The number of Germans owning their homes in Munich is quite low when looked elsewhere. At around 52 percent, it’s the lowest in the EU. However, this has risen from around 46% in 2014. This significant growth rate should continue at key locations. As in many countries, the wealth distribution causes the ratio to differ. The more affluent people are more likely to own their own property.

It might be that extensive home purchases from expatriates are causing that rate to rise further. There are no legal limits on land owned by non-Germans, and many expats have considerably higher income levels and requirements for housing. This, combined with the ECB’s inability to raise the deposit rates at this time, is causing capital flows in many markets to try investment in property as a way forward. The only obstacle to foreign property ownership can lie with the financial institutions offering mortgages.
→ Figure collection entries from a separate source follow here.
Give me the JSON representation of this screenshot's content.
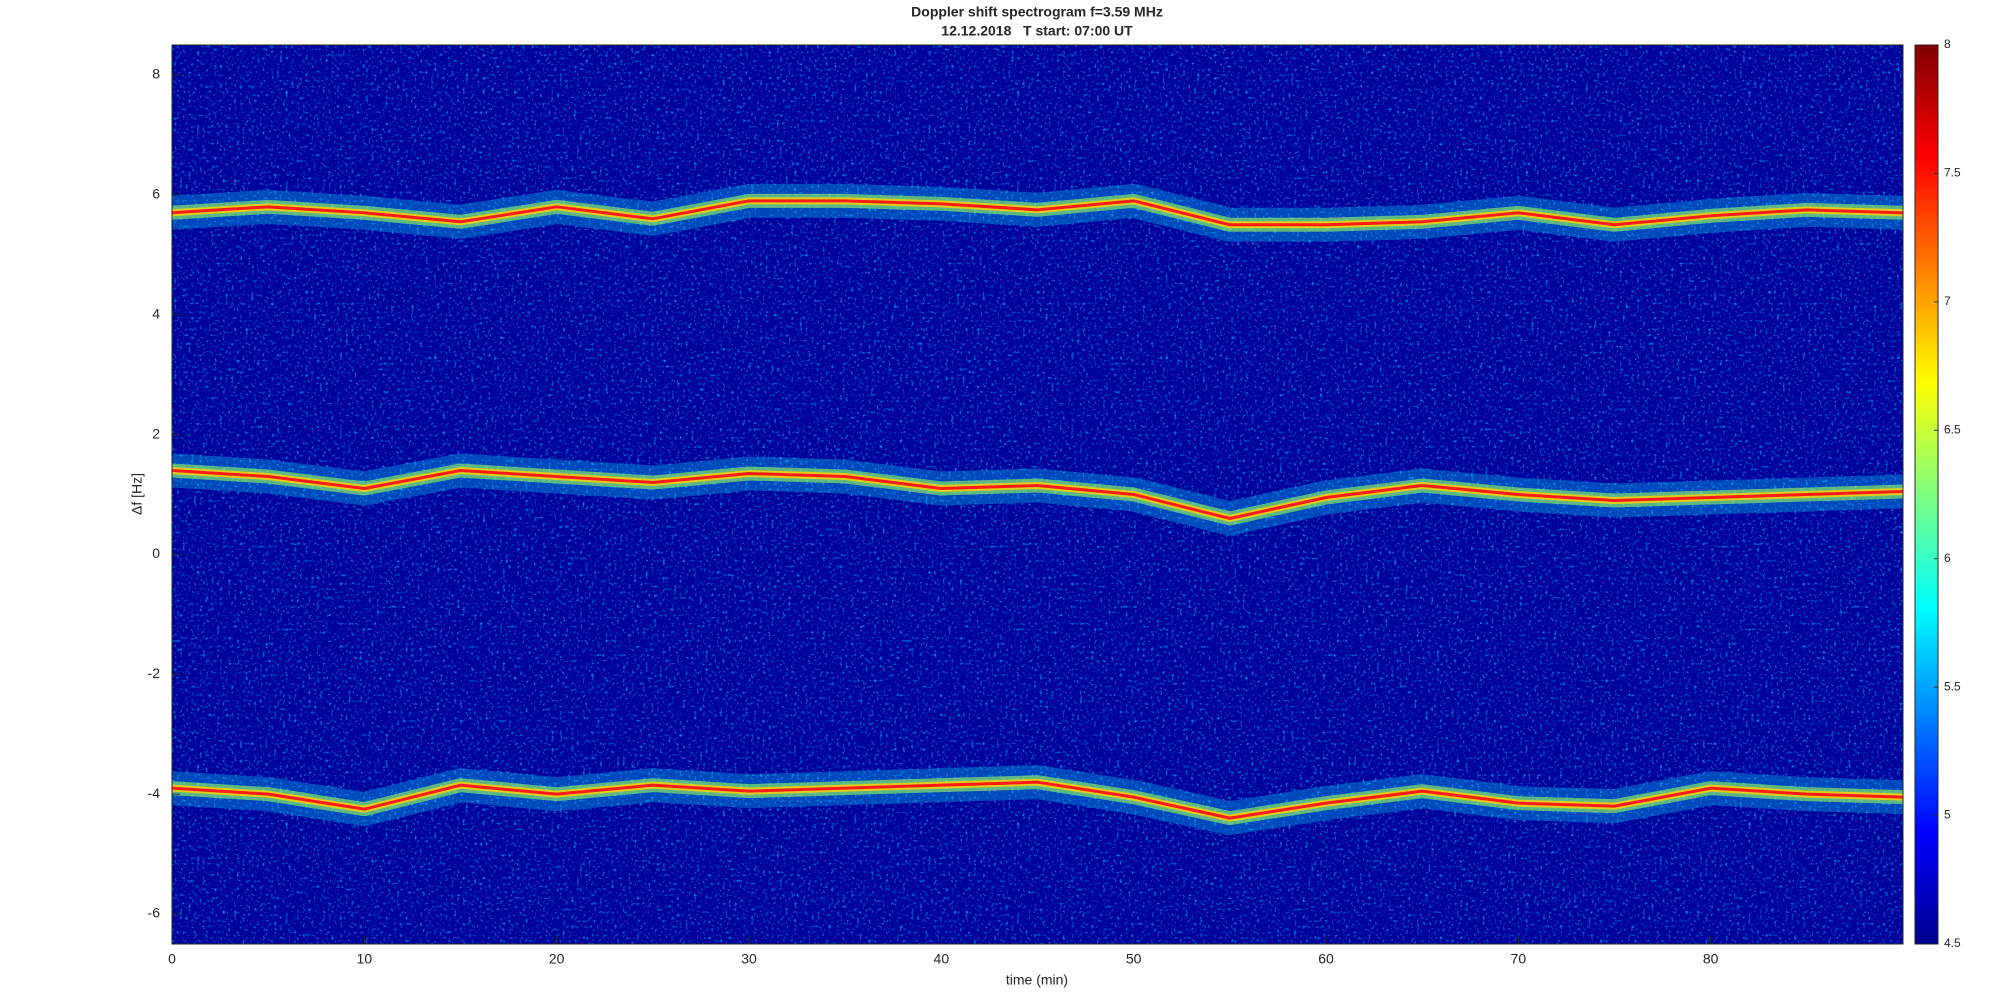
{
  "chart_data": {
    "type": "spectrogram",
    "title": "Doppler shift spectrogram f=3.59 MHz",
    "subtitle": "12.12.2018   T start: 07:00 UT",
    "x_label": "time (min)",
    "y_label": "Δf [Hz]",
    "x": [
      0,
      5,
      10,
      15,
      20,
      25,
      30,
      35,
      40,
      45,
      50,
      55,
      60,
      65,
      70,
      75,
      80,
      85,
      90
    ],
    "series": [
      {
        "color": "#ff1a1a",
        "values": [
          5.7,
          5.8,
          5.7,
          5.55,
          5.8,
          5.6,
          5.9,
          5.9,
          5.85,
          5.75,
          5.9,
          5.5,
          5.5,
          5.55,
          5.7,
          5.5,
          5.65,
          5.75,
          5.7
        ]
      },
      {
        "color": "#ff1a1a",
        "values": [
          1.4,
          1.3,
          1.1,
          1.4,
          1.3,
          1.2,
          1.35,
          1.3,
          1.1,
          1.15,
          1.0,
          0.6,
          0.95,
          1.15,
          1.0,
          0.9,
          0.95,
          1.0,
          1.05
        ]
      },
      {
        "color": "#ff1a1a",
        "values": [
          -3.9,
          -4.0,
          -4.25,
          -3.85,
          -4.0,
          -3.85,
          -3.95,
          -3.9,
          -3.85,
          -3.8,
          -4.05,
          -4.4,
          -4.15,
          -3.95,
          -4.15,
          -4.2,
          -3.9,
          -4.0,
          -4.05
        ]
      }
    ],
    "xlim": [
      0,
      90
    ],
    "xticks": [
      0,
      10,
      20,
      30,
      40,
      50,
      60,
      70,
      80
    ],
    "ylim": [
      -6.5,
      8.5
    ],
    "yticks": [
      -6,
      -4,
      -2,
      0,
      2,
      4,
      6,
      8
    ],
    "clim": [
      4.5,
      8
    ],
    "cticks": [
      4.5,
      5,
      5.5,
      6,
      6.5,
      7,
      7.5,
      8
    ]
  }
}
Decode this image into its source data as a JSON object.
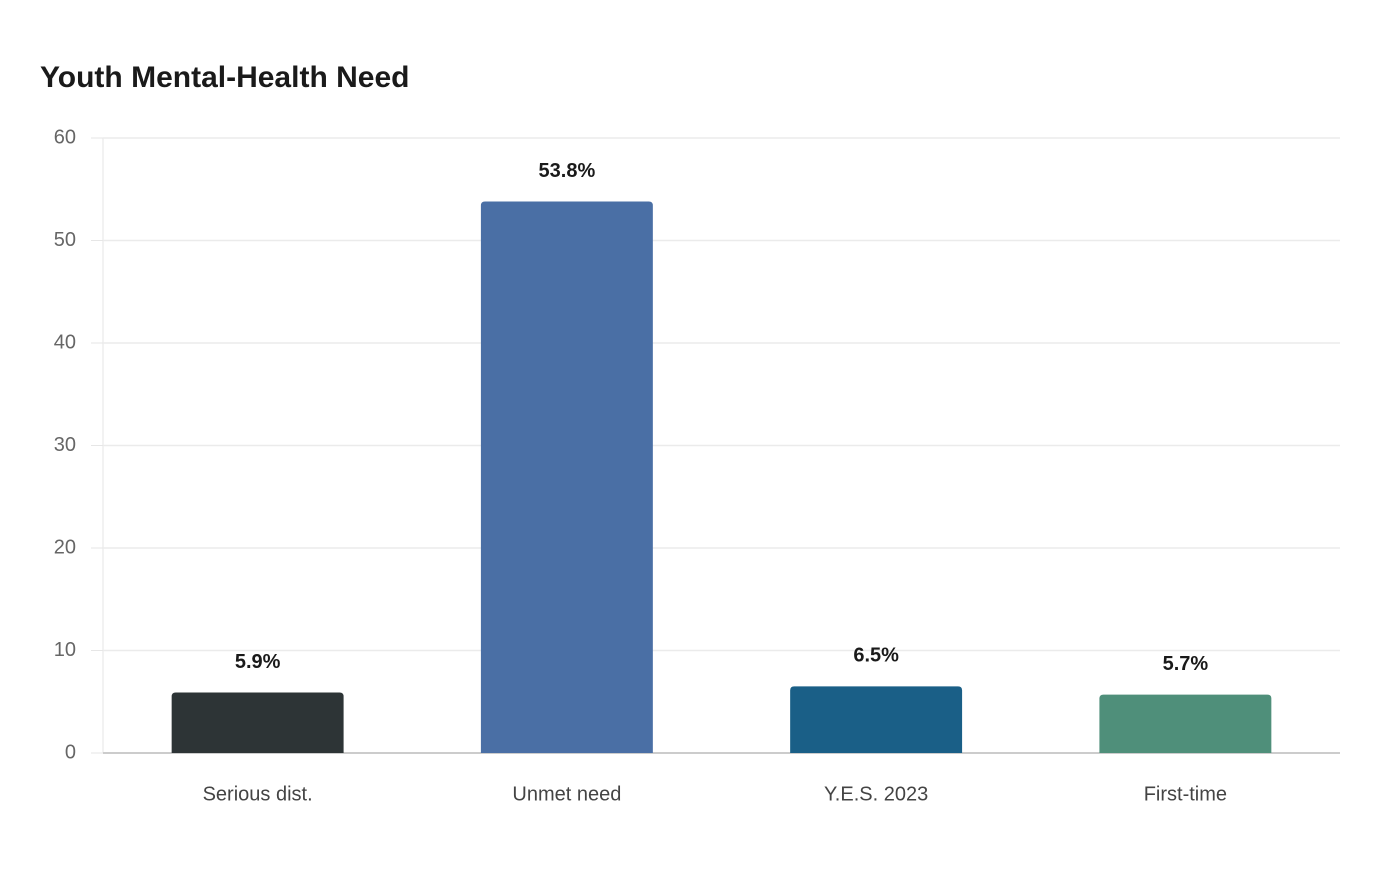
{
  "chart_data": {
    "type": "bar",
    "title": "Youth Mental-Health Need",
    "categories": [
      "Serious dist.",
      "Unmet need",
      "Y.E.S. 2023",
      "First-time"
    ],
    "values": [
      5.9,
      53.8,
      6.5,
      5.7
    ],
    "value_labels": [
      "5.9%",
      "53.8%",
      "6.5%",
      "5.7%"
    ],
    "colors": [
      "#2d3436",
      "#4a6fa5",
      "#1a5f87",
      "#4f8f7a"
    ],
    "ylim": [
      0,
      60
    ],
    "yticks": [
      0,
      10,
      20,
      30,
      40,
      50,
      60
    ],
    "grid": true
  }
}
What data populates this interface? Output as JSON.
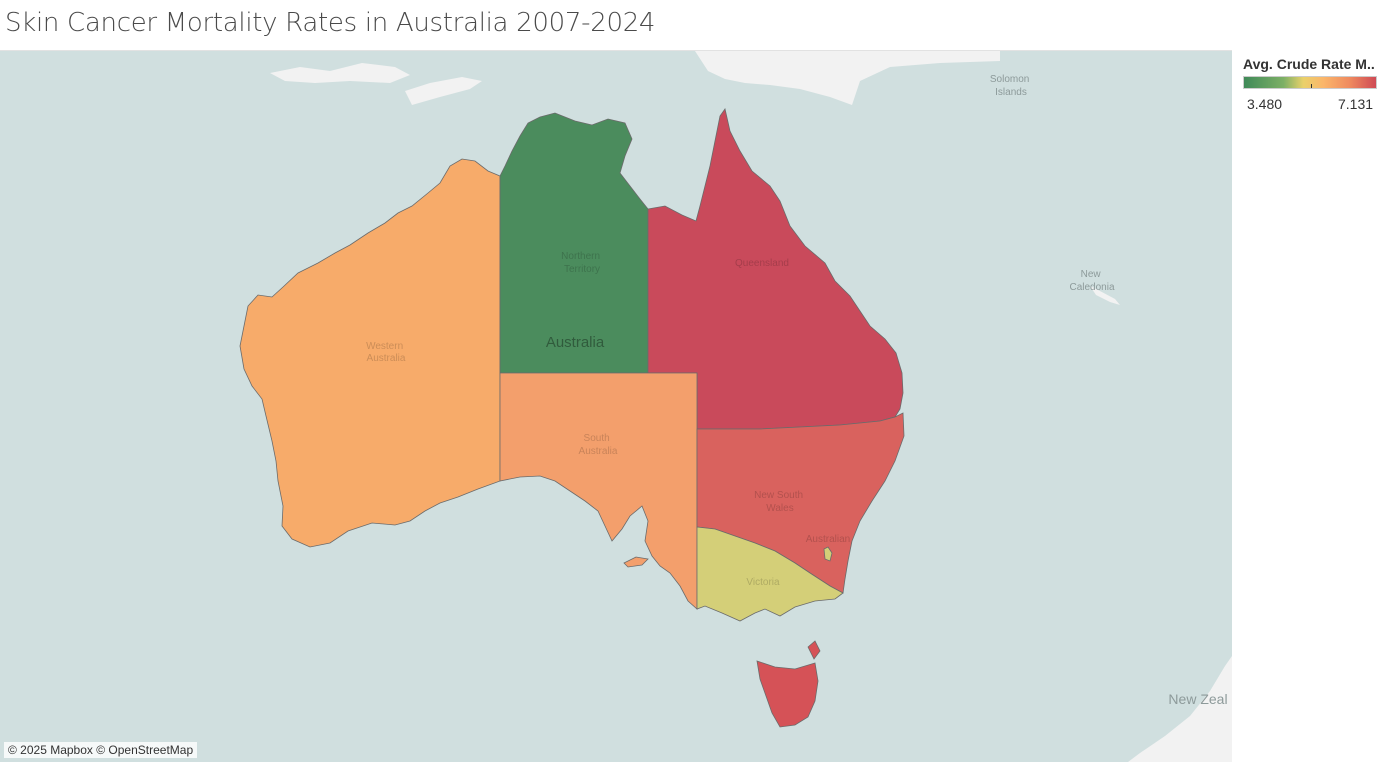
{
  "title": "Skin Cancer Mortality Rates in Australia 2007-2024",
  "legend": {
    "title": "Avg. Crude Rate M..",
    "min_label": "3.480",
    "max_label": "7.131",
    "min_value": 3.48,
    "max_value": 7.131
  },
  "colors": {
    "ocean": "#d0dfdf",
    "land": "#f2f2f2",
    "western_australia": "#f7ab6a",
    "northern_territory": "#4b8c5d",
    "queensland": "#c94a5b",
    "south_australia": "#f39f6c",
    "new_south_wales": "#d9625e",
    "victoria": "#d4cf78",
    "tasmania": "#d55257"
  },
  "map_labels": {
    "country": "Australia",
    "northern_territory": [
      "Northern",
      "Territory"
    ],
    "western_australia": [
      "Western",
      "Australia"
    ],
    "south_australia": [
      "South",
      "Australia"
    ],
    "queensland": "Queensland",
    "new_south_wales": [
      "New South",
      "Wales"
    ],
    "act": "Australian",
    "victoria": "Victoria",
    "solomon": [
      "Solomon",
      "Islands"
    ],
    "new_caledonia": [
      "New",
      "Caledonia"
    ],
    "new_zealand": "New Zeal"
  },
  "attribution": "© 2025 Mapbox © OpenStreetMap"
}
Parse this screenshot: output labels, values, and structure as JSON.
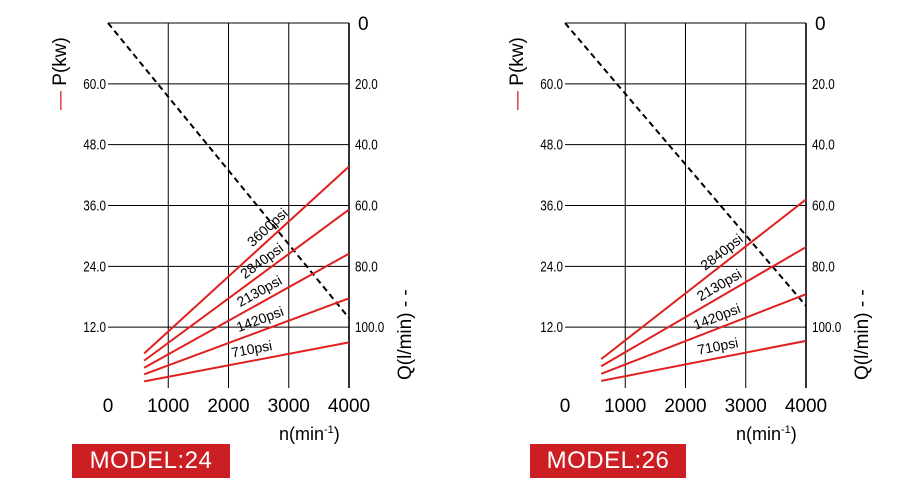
{
  "chart_data": [
    {
      "type": "line",
      "model_label": "MODEL:24",
      "xlabel": "n(min",
      "xlabel_sup": "-1",
      "xlabel_close": ")",
      "x_ticks": [
        0,
        1000,
        2000,
        3000,
        4000
      ],
      "xlim": [
        0,
        4000
      ],
      "left_axis": {
        "label": "P(kw)",
        "legend_mark": "—",
        "ticks": [
          "12.0",
          "24.0",
          "36.0",
          "48.0",
          "60.0"
        ],
        "tick_values": [
          12,
          24,
          36,
          48,
          60
        ],
        "ylim": [
          0,
          72
        ]
      },
      "right_axis": {
        "label": "Q(l/min)",
        "legend_mark": "- -",
        "top_tick": "0",
        "ticks": [
          "20.0",
          "40.0",
          "60.0",
          "80.0",
          "100.0"
        ],
        "tick_values": [
          20,
          40,
          60,
          80,
          100
        ],
        "ylim": [
          0,
          120
        ],
        "inverted": true
      },
      "grid": true,
      "power_series": [
        {
          "name": "3600psi",
          "x": [
            600,
            4000
          ],
          "y": [
            6.8,
            43.7
          ]
        },
        {
          "name": "2840psi",
          "x": [
            600,
            4000
          ],
          "y": [
            5.4,
            35.2
          ]
        },
        {
          "name": "2130psi",
          "x": [
            600,
            4000
          ],
          "y": [
            4.0,
            26.5
          ]
        },
        {
          "name": "1420psi",
          "x": [
            600,
            4000
          ],
          "y": [
            2.7,
            17.7
          ]
        },
        {
          "name": "710psi",
          "x": [
            600,
            4000
          ],
          "y": [
            1.3,
            9.0
          ]
        }
      ],
      "flow_series": {
        "x": [
          0,
          4000
        ],
        "y": [
          0,
          97
        ]
      }
    },
    {
      "type": "line",
      "model_label": "MODEL:26",
      "xlabel": "n(min",
      "xlabel_sup": "-1",
      "xlabel_close": ")",
      "x_ticks": [
        0,
        1000,
        2000,
        3000,
        4000
      ],
      "xlim": [
        0,
        4000
      ],
      "left_axis": {
        "label": "P(kw)",
        "legend_mark": "—",
        "ticks": [
          "12.0",
          "24.0",
          "36.0",
          "48.0",
          "60.0"
        ],
        "tick_values": [
          12,
          24,
          36,
          48,
          60
        ],
        "ylim": [
          0,
          72
        ]
      },
      "right_axis": {
        "label": "Q(l/min)",
        "legend_mark": "- -",
        "top_tick": "0",
        "ticks": [
          "20.0",
          "40.0",
          "60.0",
          "80.0",
          "100.0"
        ],
        "tick_values": [
          20,
          40,
          60,
          80,
          100
        ],
        "ylim": [
          0,
          120
        ],
        "inverted": true
      },
      "grid": true,
      "power_series": [
        {
          "name": "2840psi",
          "x": [
            600,
            4000
          ],
          "y": [
            5.7,
            37.2
          ]
        },
        {
          "name": "2130psi",
          "x": [
            600,
            4000
          ],
          "y": [
            4.3,
            27.8
          ]
        },
        {
          "name": "1420psi",
          "x": [
            600,
            4000
          ],
          "y": [
            2.8,
            18.5
          ]
        },
        {
          "name": "710psi",
          "x": [
            600,
            4000
          ],
          "y": [
            1.4,
            9.3
          ]
        }
      ],
      "flow_series": {
        "x": [
          0,
          4000
        ],
        "y": [
          0,
          93
        ]
      }
    }
  ],
  "colors": {
    "power_line": "#e0201f",
    "flow_line": "#000000",
    "grid": "#000000",
    "badge": "#cc1f24"
  }
}
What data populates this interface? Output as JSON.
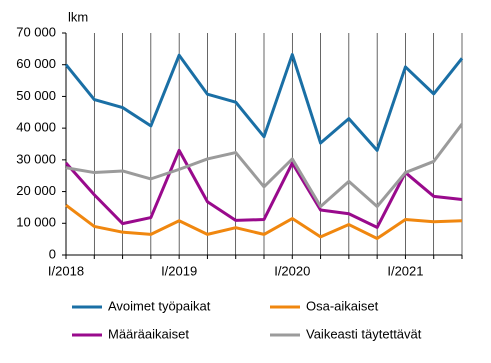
{
  "chart_data": {
    "type": "line",
    "unit_label": "lkm",
    "categories": [
      "I/2018",
      null,
      null,
      null,
      "I/2019",
      null,
      null,
      null,
      "I/2020",
      null,
      null,
      null,
      "I/2021",
      null,
      null
    ],
    "series": [
      {
        "name": "Avoimet työpaikat",
        "color": "#1a6fa5",
        "values": [
          60000,
          49000,
          46500,
          40700,
          63000,
          50700,
          48200,
          37300,
          63200,
          35300,
          43000,
          33000,
          59300,
          50800,
          62000
        ]
      },
      {
        "name": "Osa-aikaiset",
        "color": "#f0870f",
        "values": [
          15700,
          9000,
          7200,
          6500,
          10800,
          6500,
          8600,
          6500,
          11500,
          5700,
          9600,
          5200,
          11200,
          10500,
          10800
        ]
      },
      {
        "name": "Määräaikaiset",
        "color": "#990a8c",
        "values": [
          29000,
          19000,
          9900,
          11800,
          33000,
          16800,
          10900,
          11200,
          29000,
          14200,
          13000,
          8700,
          26000,
          18500,
          17500
        ]
      },
      {
        "name": "Vaikeasti täytettävät",
        "color": "#9b9b9b",
        "values": [
          27500,
          26000,
          26500,
          24000,
          27000,
          30300,
          32300,
          21500,
          30300,
          15300,
          23200,
          15300,
          26000,
          29500,
          41300
        ]
      }
    ],
    "ylim": [
      0,
      70000
    ],
    "yticks": [
      0,
      {
        "value": 10000,
        "label": "10 000"
      },
      {
        "value": 20000,
        "label": "20 000"
      },
      {
        "value": 30000,
        "label": "30 000"
      },
      {
        "value": 40000,
        "label": "40 000"
      },
      {
        "value": 50000,
        "label": "50 000"
      },
      {
        "value": 60000,
        "label": "60 000"
      },
      {
        "value": 70000,
        "label": "70 000"
      }
    ],
    "grid": true
  }
}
Property investment for foreigners

The Munich & German real estate market is obviously an investment-friendly stronghold situated at the center of Europe. International buyers are not faced with any clear limitations but rather enjoy fair rights and responsibilities when it comes to land acquisitions. Because of the rise in the number of city dwellers, the increasing rent rates and a healthy and attractive environment, property owners can benefit and expand accordingly. In short, there is a place for any serious investor to take an active part in the Munich real estate market.

Is real estate investment in Munich a good idea?

Sure, as Germany is attracting a growing number of international and domestic investors searching for high-quality, highly-profitable real estate. Assets produce income of 3–4 percent per year and up to 5–6 percent in the north of the country. Interest rates will remain low for some time, which is good for those who want to buy the property and keep it at key locations.